Trinidadian multidisciplinary artist (born 1959)

Cristopher Cozier (born 1959, Port of Spain, Trinidad and Tobago) is a multidisciplinary, contemporary artist and cultural critic based in Trinidad. He left Trinidad to study in the United States in 1983, and has been exhibiting in and outside of the Caribbean since. Cozier is the co-director of Alice Yard, an arts initiative in Trinidad and Tobago.

== Early life and education ==
Cristopher Cozier grew up in Port of Spain, where he lives and works. Cozier studied painting at the Royal Victoria Institute with M. P. Alladin. Cozier studied graphic design at the John S. Donaldson Technical Institute. In 1983, he relocated to the United States to earn his BFA in painting from the painting at the Maryland Institute College of Art, Baltimore. Soon after, he acquired an MFA from the Mason Gross School of the Arts at Rutgers University, New Jersey. In 1988, he returned to Trinidad and Tobago.

== Work ==
Cozier works with drawing, prints, sculpture, video, and installation to comment on the impact of colonial economies and transatlantic histories around the world from a Caribbean perspective. He has been investigating and basing his practice on the writings and perspectives of Trinidadian historian C. L. R. James.

In 2005, filmmaker Richard Fung released the documentary Uncomfortable: The Art of Cristopher Cozier. He was an artist-in-residence at Dartmouth College in the fall of 2007. As a cultural critic, Cozier has written about the work of Nicole Awai (2004) and video artist Maksaens Denis (2005) for BOMB Magazine.

Cozier's first solo show in the United States was held at David Krut Projects, a South African gallery in Chelsea, in which he shown drawings and prints of the colonial architecture in the West Indies that speaks to the colonial heritage in the Caribbean.
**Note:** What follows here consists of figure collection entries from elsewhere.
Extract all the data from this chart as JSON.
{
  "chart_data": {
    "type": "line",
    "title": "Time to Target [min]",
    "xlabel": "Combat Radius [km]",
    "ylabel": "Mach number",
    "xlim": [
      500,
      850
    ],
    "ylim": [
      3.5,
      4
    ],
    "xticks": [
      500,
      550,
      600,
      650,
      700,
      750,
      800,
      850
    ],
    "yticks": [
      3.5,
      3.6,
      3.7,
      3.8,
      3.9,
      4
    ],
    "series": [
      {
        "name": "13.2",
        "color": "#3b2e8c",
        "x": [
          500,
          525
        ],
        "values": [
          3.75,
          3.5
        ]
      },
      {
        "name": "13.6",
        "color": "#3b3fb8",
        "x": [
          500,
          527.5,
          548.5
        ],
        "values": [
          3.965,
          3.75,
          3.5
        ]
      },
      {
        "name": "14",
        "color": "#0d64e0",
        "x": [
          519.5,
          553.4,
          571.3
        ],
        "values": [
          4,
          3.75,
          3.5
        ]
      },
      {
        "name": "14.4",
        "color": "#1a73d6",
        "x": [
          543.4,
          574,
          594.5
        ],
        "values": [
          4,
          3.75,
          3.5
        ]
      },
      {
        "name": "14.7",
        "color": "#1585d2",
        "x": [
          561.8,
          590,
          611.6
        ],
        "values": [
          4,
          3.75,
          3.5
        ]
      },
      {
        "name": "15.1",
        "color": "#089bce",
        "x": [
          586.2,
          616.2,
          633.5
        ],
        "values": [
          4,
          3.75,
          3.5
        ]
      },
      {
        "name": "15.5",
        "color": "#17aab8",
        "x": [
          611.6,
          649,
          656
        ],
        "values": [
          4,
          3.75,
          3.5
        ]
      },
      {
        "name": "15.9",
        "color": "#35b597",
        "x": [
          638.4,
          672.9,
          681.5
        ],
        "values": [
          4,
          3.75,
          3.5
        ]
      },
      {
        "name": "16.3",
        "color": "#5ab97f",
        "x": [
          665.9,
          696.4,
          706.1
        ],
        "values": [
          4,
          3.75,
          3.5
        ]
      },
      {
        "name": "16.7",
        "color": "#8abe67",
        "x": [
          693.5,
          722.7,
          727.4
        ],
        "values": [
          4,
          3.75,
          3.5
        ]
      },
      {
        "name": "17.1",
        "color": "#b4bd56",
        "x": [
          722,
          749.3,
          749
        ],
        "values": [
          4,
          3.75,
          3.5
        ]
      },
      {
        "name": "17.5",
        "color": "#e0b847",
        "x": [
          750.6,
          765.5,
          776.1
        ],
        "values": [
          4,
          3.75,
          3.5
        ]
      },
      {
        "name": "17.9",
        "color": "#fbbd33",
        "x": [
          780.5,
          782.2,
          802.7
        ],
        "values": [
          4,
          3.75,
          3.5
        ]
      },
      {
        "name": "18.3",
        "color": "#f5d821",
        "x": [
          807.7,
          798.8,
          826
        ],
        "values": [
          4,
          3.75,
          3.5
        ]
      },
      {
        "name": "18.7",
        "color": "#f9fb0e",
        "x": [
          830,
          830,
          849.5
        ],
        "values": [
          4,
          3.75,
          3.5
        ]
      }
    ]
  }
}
In 2024, Cozier returned to the gallery for a solo presentation that integrates works on paper, sound and vision.

Cozier has participated in the Havana Biennial, Cuba; 10th Berlin Biennale (2018), Germany; 14th Sharjah Biennial (2019), in the United Arab Emirates; the Liverpool Biennial (2021); United Kingdom; 6th Prospect New Orleans, on view at the Contemporary Art Center (2024), Louisiana; among others.

=== Tropical Night series (2006–2014) ===
Tropical Nights is a large series of 268 works on paper that reflect on post-colonial histories in the Caribbean and its relation to the artists' own life experience. The work is in the holdings of the Museum of Modern Art, New York.

== Collections ==
Cozier works are featured in the collections of the Pérez Art Museum Miami, Florida; and the Museum of Modern Art, New York; among others.

== Awards and recognition ==
Cozier is the recipient of the Pollock-Krasner Foundation Grant (2004), he is a Prince Claus Fund Laureate (2013), a winner of the Pérez Prize (2023).